Elk onderhoud of vervanging van een onderdeel moet door een bevoegde dealer worden uitgevoerd.
6
BEDIENINGS- EN VEILIGHEIDSAPPARAAT
6.1
Bedieningsapparaat
Uw machine is standaard uitgerust met een mechanisch bedieningspaneel (fig1).
6.2
Werkzone
De werkzone bevindt voor de afvoerband van de machine (fig2, n°6).
6.3
Veiligheidsvoorzieningen
Deze machine is uitgerust met veiligheidsvoorzieningen:
- een noodstopknop (fig1, n°1);
7
GEBRUIK
De intensiteit van de vorming wordt geregeld met de stang bovenaan (fig3, n°7).

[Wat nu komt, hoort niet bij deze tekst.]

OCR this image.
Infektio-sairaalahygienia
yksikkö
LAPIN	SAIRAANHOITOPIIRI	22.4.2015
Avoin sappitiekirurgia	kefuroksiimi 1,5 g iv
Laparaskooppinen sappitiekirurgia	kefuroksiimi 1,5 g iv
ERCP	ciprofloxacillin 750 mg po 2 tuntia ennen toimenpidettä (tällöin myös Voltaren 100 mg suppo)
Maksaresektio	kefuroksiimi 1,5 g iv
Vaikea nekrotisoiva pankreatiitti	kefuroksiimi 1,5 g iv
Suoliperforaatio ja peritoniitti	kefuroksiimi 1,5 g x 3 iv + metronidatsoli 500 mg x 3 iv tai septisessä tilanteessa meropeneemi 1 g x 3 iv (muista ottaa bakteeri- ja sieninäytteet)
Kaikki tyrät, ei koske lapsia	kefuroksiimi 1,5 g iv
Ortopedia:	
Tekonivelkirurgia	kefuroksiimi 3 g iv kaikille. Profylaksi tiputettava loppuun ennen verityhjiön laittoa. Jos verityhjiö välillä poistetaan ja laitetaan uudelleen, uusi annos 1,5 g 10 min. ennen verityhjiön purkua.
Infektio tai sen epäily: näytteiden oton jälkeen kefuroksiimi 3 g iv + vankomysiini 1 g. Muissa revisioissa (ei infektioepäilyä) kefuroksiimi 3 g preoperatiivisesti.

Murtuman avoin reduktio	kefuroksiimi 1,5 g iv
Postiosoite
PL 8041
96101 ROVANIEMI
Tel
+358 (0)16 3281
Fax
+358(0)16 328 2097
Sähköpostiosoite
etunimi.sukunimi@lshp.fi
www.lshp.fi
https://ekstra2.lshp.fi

Het uitrekken gebeurt met de hendel links van de machine (fig1, n°3) (fig4) van 1 tot 5.5.
A. Open de deur vooraan met de klink links van de machine (fig1, n°4) (fig5).

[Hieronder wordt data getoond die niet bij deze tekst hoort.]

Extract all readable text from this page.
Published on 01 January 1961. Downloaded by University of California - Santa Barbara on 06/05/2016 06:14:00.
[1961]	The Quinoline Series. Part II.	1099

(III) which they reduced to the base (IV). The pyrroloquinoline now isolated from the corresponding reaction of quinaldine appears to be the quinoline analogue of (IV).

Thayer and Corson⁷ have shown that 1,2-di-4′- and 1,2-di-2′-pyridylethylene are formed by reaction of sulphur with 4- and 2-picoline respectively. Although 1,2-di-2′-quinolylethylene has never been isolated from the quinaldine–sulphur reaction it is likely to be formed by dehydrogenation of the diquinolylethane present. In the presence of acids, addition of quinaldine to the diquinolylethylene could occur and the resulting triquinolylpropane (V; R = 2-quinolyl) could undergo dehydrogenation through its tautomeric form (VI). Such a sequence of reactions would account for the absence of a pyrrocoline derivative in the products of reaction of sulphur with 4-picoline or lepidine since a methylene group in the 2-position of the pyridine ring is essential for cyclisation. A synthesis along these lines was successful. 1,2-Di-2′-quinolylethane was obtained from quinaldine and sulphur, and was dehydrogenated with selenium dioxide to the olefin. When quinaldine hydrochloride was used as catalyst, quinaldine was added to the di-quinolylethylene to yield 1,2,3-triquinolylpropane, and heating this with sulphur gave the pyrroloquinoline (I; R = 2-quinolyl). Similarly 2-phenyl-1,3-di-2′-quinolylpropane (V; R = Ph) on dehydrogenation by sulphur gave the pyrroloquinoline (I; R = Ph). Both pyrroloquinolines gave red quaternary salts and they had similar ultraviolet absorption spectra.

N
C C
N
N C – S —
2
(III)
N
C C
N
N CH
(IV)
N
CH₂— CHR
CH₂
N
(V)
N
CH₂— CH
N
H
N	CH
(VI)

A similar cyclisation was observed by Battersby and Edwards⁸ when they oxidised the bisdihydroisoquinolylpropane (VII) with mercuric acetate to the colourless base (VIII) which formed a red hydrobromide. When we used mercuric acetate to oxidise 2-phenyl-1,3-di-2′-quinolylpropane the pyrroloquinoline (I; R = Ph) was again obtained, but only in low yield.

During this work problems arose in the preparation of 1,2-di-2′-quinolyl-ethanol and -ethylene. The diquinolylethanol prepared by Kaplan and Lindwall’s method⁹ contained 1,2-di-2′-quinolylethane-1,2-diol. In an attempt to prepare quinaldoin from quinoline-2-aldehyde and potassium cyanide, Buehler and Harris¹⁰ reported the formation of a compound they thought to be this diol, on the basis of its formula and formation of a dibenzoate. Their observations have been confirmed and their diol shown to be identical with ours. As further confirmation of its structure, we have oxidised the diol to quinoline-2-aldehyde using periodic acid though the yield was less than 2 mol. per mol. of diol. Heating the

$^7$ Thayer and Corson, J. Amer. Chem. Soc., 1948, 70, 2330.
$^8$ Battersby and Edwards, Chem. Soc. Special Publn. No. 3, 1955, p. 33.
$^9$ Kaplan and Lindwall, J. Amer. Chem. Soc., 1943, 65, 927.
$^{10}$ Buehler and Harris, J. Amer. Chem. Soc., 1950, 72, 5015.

B. Draai de vuistslagknop (noodstop) een kwartdraai naar rechts als deze niet ingeschakeld is (fig1,
n°1) (fig5.
C. Druk op de knop START om de machine te starten (fig1, n°2) (fig5).
D. Plaats de deegklompen op de bovenste band (fig5).

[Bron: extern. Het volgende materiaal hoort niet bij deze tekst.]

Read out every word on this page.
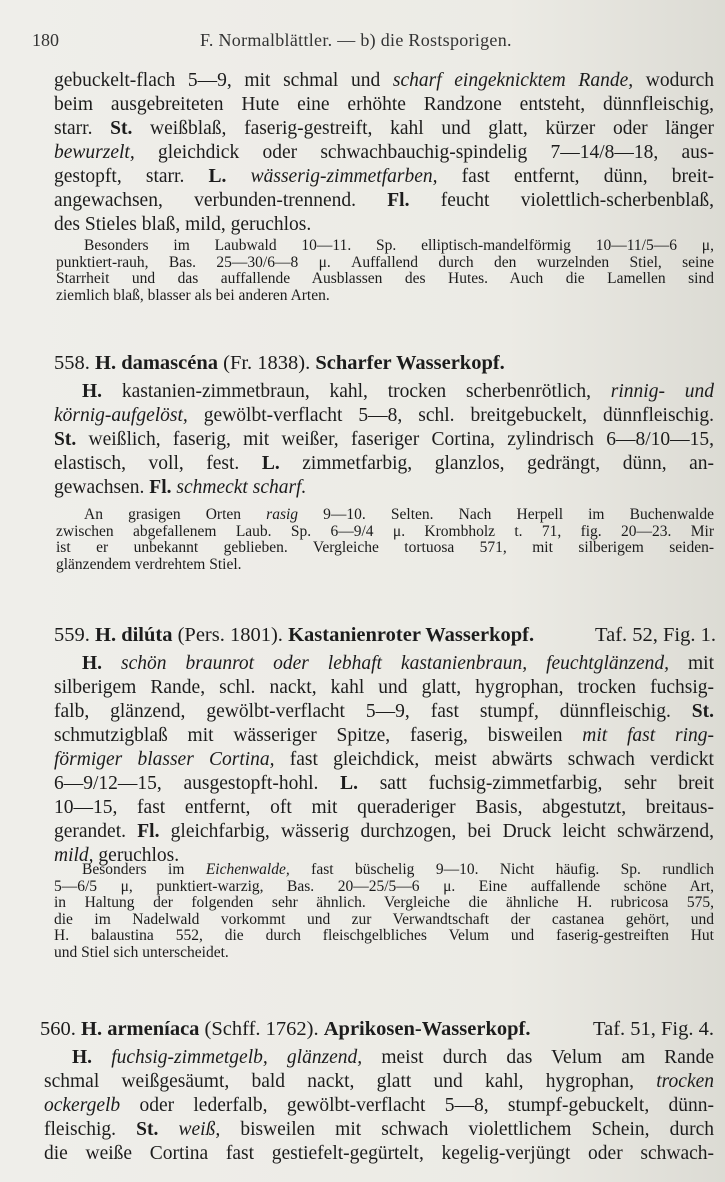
180	F. Normalblättler. — b) die Rostsporigen.
gebuckelt-flach 5—9, mit schmal und scharf eingeknicktem Rande, wodurch
beim ausgebreiteten Hute eine erhöhte Randzone entsteht, dünnfleischig,
starr. St. weißblaß, faserig-gestreift, kahl und glatt, kürzer oder länger
bewurzelt, gleichdick oder schwachbauchig-spindelig 7—14/8—18, aus-
gestopft, starr. L. wässerig-zimmetfarben, fast entfernt, dünn, breit-
angewachsen, verbunden-trennend. Fl. feucht violettlich-scherbenblaß,
des Stieles blaß, mild, geruchlos.
Besonders im Laubwald 10—11. Sp. elliptisch-mandelförmig 10—11/5—6 μ,
punktiert-rauh, Bas. 25—30/6—8 μ. Auffallend durch den wurzelnden Stiel, seine
Starrheit und das auffallende Ausblassen des Hutes. Auch die Lamellen sind
ziemlich blaß, blasser als bei anderen Arten.
558. H. damascéna (Fr. 1838). Scharfer Wasserkopf.
H. kastanien-zimmetbraun, kahl, trocken scherbenrötlich, rinnig- und
körnig-aufgelöst, gewölbt-verflacht 5—8, schl. breitgebuckelt, dünnfleischig.
St. weißlich, faserig, mit weißer, faseriger Cortina, zylindrisch 6—8/10—15,
elastisch, voll, fest. L. zimmetfarbig, glanzlos, gedrängt, dünn, an-
gewachsen. Fl. schmeckt scharf.
An grasigen Orten rasig 9—10. Selten. Nach Herpell im Buchenwalde
zwischen abgefallenem Laub. Sp. 6—9/4 μ. Krombholz t. 71, fig. 20—23. Mir
ist er unbekannt geblieben. Vergleiche tortuosa 571, mit silberigem seiden-
glänzendem verdrehtem Stiel.
559. H. dilúta (Pers. 1801). Kastanienroter Wasserkopf.	Taf. 52, Fig. 1.
H. schön braunrot oder lebhaft kastanienbraun, feuchtglänzend, mit
silberigem Rande, schl. nackt, kahl und glatt, hygrophan, trocken fuchsig-
falb, glänzend, gewölbt-verflacht 5—9, fast stumpf, dünnfleischig. St.
schmutzigblaß mit wässeriger Spitze, faserig, bisweilen mit fast ring-
förmiger blasser Cortina, fast gleichdick, meist abwärts schwach verdickt
6—9/12—15, ausgestopft-hohl. L. satt fuchsig-zimmetfarbig, sehr breit
10—15, fast entfernt, oft mit queraderiger Basis, abgestutzt, breitaus-
gerandet. Fl. gleichfarbig, wässerig durchzogen, bei Druck leicht schwärzend,
mild, geruchlos.
Besonders im Eichenwalde, fast büschelig 9—10. Nicht häufig. Sp. rundlich
5—6/5 μ, punktiert-warzig, Bas. 20—25/5—6 μ. Eine auffallende schöne Art,
in Haltung der folgenden sehr ähnlich. Vergleiche die ähnliche H. rubricosa 575,
die im Nadelwald vorkommt und zur Verwandtschaft der castanea gehört, und
H. balaustina 552, die durch fleischgelbliches Velum und faserig-gestreiften Hut
und Stiel sich unterscheidet.
560. H. armeníaca (Schff. 1762). Aprikosen-Wasserkopf.	Taf. 51, Fig. 4.
H. fuchsig-zimmetgelb, glänzend, meist durch das Velum am Rande
schmal weißgesäumt, bald nackt, glatt und kahl, hygrophan, trocken
ockergelb oder lederfalb, gewölbt-verflacht 5—8, stumpf-gebuckelt, dünn-
fleischig. St. weiß, bisweilen mit schwach violettlichem Schein, durch
die weiße Cortina fast gestiefelt-gegürtelt, kegelig-verjüngt oder schwach-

E. Haal de gevormde deegklompen van de opvangband (fig5).
F. Druk op de vuistslagknop om de machine te stoppen (fig5).
Vanwege de voedselhygiëne mag het deeg of het bloem op of buiten de machine in geen
enkel geval opnieuw worden gebruikt of in de voedselketen worden gebracht.
8
ONDERHOUD
8.1
Dagelijks door een opgeleide gebruiker
Maak op het einde van het werk de machine schoon om bloemophoping te voorkomen die de goede
werking kan verhinderen.
Borstel de banden (gebruik hiervoor geen metalen deegsnijder).
Open de rekafstelling (fig.4) maximaal om de banden gemakkelijk door de luchtcirculatie te laten
drogen.
Demonteer de hele rekband bij buitensporige vochtigheid (fig6).